Libertarian or postmodern ideology obscures the harm of prostitution, defining it as a form of sex. The harshest sexual exploitation in strip club prostitution has been reframed as sexual expression or freedom to express one’s sensuality by dancing. Brothels are referred to as short-time hotels, massage parlors, saunas, and sometimes health clubs. Older men who buy teenagers for sex acts in Seoul call prostitution compensated dating. In Tokyo prostitution is described as assisted intercourse.
Men who buy women in prostitution are called interested parties or third parties, rather than johns, which is what women call customers. Pimps are described as boyfriends or managers. One pimp recently referred to the brief shelf life of a girl in prostitution. What that means is that he knows the extent of the damage in prostitution, and realizes that she will not be saleable after a few years. In the United States, the expression ‘ho reflects the widely accepted view of all women, and especially women of color, as natural-born whores.3
Women in prostitution are called escorts, hostesses, strippers, and dancers. Sometimes these words are attempts by women in prostitution to retain some shred of dignity. The purpose of exposing these words is not to remove women’s inherent dignity and worth, but to expose the brutal institution which harms them. What words can be used, without insulting women in prostitution? The expression sex worker implies that prostitution is an acceptable type of work (instead of brutal violence).
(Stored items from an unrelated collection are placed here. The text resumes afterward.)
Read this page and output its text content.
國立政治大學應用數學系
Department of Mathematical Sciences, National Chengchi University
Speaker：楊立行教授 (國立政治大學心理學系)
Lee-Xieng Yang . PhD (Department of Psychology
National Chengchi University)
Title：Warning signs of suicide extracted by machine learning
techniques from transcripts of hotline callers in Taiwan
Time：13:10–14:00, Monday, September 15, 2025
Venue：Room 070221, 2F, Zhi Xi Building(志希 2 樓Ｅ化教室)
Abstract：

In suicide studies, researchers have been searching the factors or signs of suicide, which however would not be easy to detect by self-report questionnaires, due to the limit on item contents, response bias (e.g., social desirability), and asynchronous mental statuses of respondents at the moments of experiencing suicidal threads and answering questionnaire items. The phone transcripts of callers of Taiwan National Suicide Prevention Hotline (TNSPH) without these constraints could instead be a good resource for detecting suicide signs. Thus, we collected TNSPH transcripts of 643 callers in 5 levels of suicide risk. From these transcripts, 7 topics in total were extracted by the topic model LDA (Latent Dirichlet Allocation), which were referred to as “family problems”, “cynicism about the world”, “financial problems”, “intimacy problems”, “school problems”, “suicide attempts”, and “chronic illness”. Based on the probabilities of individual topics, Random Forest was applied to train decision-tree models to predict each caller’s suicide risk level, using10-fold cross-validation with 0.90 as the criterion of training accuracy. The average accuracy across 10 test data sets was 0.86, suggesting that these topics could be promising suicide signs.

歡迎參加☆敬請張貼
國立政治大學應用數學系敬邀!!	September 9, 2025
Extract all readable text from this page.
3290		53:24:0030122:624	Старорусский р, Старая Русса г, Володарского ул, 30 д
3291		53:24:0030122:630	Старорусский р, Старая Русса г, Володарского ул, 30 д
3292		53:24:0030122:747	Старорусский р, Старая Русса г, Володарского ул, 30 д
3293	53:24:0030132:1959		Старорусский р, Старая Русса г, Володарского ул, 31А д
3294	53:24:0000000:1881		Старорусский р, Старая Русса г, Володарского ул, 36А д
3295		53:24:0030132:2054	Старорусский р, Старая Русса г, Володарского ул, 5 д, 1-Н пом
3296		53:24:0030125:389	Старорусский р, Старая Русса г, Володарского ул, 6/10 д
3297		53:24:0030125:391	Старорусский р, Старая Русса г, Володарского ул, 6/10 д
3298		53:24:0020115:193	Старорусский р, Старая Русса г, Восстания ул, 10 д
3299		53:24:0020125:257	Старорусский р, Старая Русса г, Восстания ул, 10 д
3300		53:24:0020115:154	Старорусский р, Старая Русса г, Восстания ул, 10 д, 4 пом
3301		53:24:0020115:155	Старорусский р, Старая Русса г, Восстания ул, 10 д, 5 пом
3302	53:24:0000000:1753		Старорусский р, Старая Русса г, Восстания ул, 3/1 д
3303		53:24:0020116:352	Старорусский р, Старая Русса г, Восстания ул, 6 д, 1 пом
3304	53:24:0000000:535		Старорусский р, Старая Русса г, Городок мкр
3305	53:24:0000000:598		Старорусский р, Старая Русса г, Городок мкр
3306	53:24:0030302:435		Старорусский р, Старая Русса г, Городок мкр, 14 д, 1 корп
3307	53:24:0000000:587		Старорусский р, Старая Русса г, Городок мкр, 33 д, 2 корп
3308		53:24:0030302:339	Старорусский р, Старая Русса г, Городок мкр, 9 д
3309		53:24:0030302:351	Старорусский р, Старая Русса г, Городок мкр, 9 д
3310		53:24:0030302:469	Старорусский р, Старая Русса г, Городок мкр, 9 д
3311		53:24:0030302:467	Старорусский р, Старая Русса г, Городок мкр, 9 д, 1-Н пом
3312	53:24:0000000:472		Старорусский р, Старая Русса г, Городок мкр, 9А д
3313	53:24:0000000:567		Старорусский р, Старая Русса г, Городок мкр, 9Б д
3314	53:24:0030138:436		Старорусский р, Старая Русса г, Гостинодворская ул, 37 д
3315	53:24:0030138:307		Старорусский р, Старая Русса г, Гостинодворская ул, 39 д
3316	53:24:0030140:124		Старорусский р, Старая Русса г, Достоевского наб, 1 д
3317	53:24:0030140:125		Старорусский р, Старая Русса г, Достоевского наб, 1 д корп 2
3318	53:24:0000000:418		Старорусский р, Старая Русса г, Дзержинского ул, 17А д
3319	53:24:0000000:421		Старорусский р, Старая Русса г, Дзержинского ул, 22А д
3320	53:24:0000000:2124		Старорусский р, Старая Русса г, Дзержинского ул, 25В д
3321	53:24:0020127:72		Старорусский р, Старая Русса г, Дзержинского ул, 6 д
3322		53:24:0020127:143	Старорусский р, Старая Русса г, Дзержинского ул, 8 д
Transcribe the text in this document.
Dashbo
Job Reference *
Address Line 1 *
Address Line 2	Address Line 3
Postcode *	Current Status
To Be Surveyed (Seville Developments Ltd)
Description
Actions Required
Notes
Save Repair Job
We do not refer to battered women as “battering workers.” And just as we would not turn a woman into the harm done to her (we don’t refer to a woman who has been battered as a “batteree”) we should not call a woman who has been prostituted, a “prostitute.” We suggest retaining her humanity by referring to her as a woman who is in prostitution, who was prostituted or who is prostituting. We also use the word “john” which is the word women themselves use to refer to customers.
The lines between prostitution and nonprostitution have become increasingly blurred. Since the 1980s, there has been huge growth in socially legitimized pimping in the United States. For example, the amount of physical contact between strip club employees and customers has escalated since 1980. Customers can usually buy either a table dance or a lap dance where the dancer sits on the customer’s lap while she wears few or no clothes and grinds her genitals against his. Although he is clothed, he usually expects ejaculation. The lap dance may take place on the main floor of the club or in a private room. The more private the sexual performance, the more it costs, and the more likely that violent sexual harassment or rape will occur.